On one hand I wasn’t surprised. On the other hand, I was blindsided. One minute I had what I had called my “dream job;” I was the publisher and editor of SouthernMinn Scene magazine. The next, I was trying to quickly and efficiently pack all the stuff I had in my office into whatever empty boxes could be found.
They assured me that this wasn’t happening because of performance. It was a necessary “employment reduction” and I wasn’t the only person giving up his key to the employee entrance. Revenues were down, and changes had to be made to protect the bottom line. This was the day after ESPN had laid off some very high profile talent for the same reasons, so I comforted myself by thinking I was in the same company as people for whom I have great respect like Jayson Stark and Ed Werder. I knew that ad sales were down for the magazine. It was only a matter of time before the company would just shut the whole thing down.
My assumption, however, was that I would have the balance of 2017 to get things right. If things hadn’t turned around by the end of the year, it would make perfect sense to shut the magazine down. I hoped that they’d still want me to stick around in one of the newsrooms, but I knew there was no guarantee of that.
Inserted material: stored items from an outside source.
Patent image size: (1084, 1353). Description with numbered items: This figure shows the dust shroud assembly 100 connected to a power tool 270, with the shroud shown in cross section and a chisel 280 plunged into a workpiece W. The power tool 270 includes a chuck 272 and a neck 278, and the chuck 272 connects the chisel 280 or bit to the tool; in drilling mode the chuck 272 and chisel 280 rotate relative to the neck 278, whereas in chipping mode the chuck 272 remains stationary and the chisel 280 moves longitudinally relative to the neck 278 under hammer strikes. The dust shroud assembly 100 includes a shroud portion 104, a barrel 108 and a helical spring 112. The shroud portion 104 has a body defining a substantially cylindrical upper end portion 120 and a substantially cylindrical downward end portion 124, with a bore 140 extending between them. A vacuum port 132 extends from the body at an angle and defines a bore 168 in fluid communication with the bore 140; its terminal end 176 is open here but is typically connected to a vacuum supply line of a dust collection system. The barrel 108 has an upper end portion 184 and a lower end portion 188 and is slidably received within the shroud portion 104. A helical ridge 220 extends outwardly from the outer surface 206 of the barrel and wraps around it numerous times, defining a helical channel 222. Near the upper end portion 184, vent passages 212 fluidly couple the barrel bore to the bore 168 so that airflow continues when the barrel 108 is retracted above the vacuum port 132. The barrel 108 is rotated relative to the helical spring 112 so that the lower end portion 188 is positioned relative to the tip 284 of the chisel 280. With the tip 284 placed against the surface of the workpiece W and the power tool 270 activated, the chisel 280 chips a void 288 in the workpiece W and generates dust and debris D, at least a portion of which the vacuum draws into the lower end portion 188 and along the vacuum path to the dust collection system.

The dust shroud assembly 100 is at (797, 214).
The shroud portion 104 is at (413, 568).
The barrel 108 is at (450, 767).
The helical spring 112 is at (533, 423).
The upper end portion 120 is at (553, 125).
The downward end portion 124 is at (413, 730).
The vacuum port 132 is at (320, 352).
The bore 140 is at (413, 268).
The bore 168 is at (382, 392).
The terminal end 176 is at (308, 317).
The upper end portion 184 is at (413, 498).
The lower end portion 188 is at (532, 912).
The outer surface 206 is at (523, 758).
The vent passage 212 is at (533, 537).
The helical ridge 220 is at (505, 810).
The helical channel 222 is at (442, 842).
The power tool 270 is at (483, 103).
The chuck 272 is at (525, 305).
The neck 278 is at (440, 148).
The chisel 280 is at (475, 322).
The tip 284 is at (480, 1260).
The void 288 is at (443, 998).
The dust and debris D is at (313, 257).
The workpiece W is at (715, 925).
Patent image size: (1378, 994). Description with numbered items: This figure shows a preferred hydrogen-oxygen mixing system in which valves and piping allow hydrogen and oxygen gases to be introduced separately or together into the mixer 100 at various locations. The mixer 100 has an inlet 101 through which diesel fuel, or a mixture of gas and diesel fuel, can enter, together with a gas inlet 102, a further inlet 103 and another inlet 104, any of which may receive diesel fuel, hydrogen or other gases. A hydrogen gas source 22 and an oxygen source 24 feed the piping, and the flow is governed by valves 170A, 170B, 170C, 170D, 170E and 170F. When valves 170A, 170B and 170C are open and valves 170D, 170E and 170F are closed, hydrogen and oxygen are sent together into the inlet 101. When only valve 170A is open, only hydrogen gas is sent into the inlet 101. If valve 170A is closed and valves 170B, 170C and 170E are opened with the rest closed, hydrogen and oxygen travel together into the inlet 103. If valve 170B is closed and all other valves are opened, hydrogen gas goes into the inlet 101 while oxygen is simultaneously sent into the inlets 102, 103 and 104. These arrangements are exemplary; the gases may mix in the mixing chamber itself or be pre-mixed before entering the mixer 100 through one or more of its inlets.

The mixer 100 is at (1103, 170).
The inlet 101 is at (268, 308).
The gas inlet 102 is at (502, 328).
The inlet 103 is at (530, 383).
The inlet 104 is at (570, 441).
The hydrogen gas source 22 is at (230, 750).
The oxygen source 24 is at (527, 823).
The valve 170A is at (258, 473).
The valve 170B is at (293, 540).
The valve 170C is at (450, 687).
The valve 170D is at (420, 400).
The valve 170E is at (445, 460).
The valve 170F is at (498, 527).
I didn’t think they’d ask me to leave but keep the magazine going. My ego is still struggling with that one. I was told that my responsibilities would be divided between two or three other people.
Clearly, my former employers had no idea how much work I was doing.
I don’t know if you’ve ever been fired before, but I have been. Quite a number of times, in fact. I’ve been fired for cause, out of treachery, and because the company was shutting down. I’ve been fired because I was not good at the job I was hired to do and I’ve been fired because I was too expensive to do the job I was hired to do. I’ve been fired by angry people and sad people. I’ve been fired by nervous people and calm people. I’ve been fired by people with tears and their eyes and I’ve been fired over the phone.
I’ve also had to fire people and I will tell you that, in the short term, it’s much easier to be the unemployed than the unemployer.
As a connoisseur of the experience, I will give my most recent former employers some good marks. They were sensitive about it. They certainly did not look like they were enjoying themselves, nor did they seem ambivalent (which would have been worse). I give them a B+. They missed out on an “A” because they did it on a Thursday (I would prefer to be fired on a Monday) and because I would have liked more severance pay (but I will acknowledge that they had no control over that).
And then that was it. Details were gone over, boxes were packed, hands were shook, and I was out. I was driving home pondering the inevitable question:
Two weeks later I’m still trying to answer that question.
If any of you out there have a good lead on freelance writing or copy editing gigs, please let me know. I have a strong suspicion that I will be working behind someone’s bar by the end of the month, just to make ends meet. I also have some other plans in the hopper, but you’ll have to stay tuned for that.
For now, I’m just looking around, hoping to spy a few opportunities. Hopefully I won’t be so quick to label the next one my dream job. And God knows, if anyone ever gives me an office again, I will keep the thing as empty as possible. I doubt I’ll ever be comfortable working for someone else ever again.
But I’m a writer, and a damn fine one if I do say so myself. Someone out there is bound to pay me to put words together. Like another great writer from Minnesota once said “The only thing I knew how to do was to keep on keepin’ on.”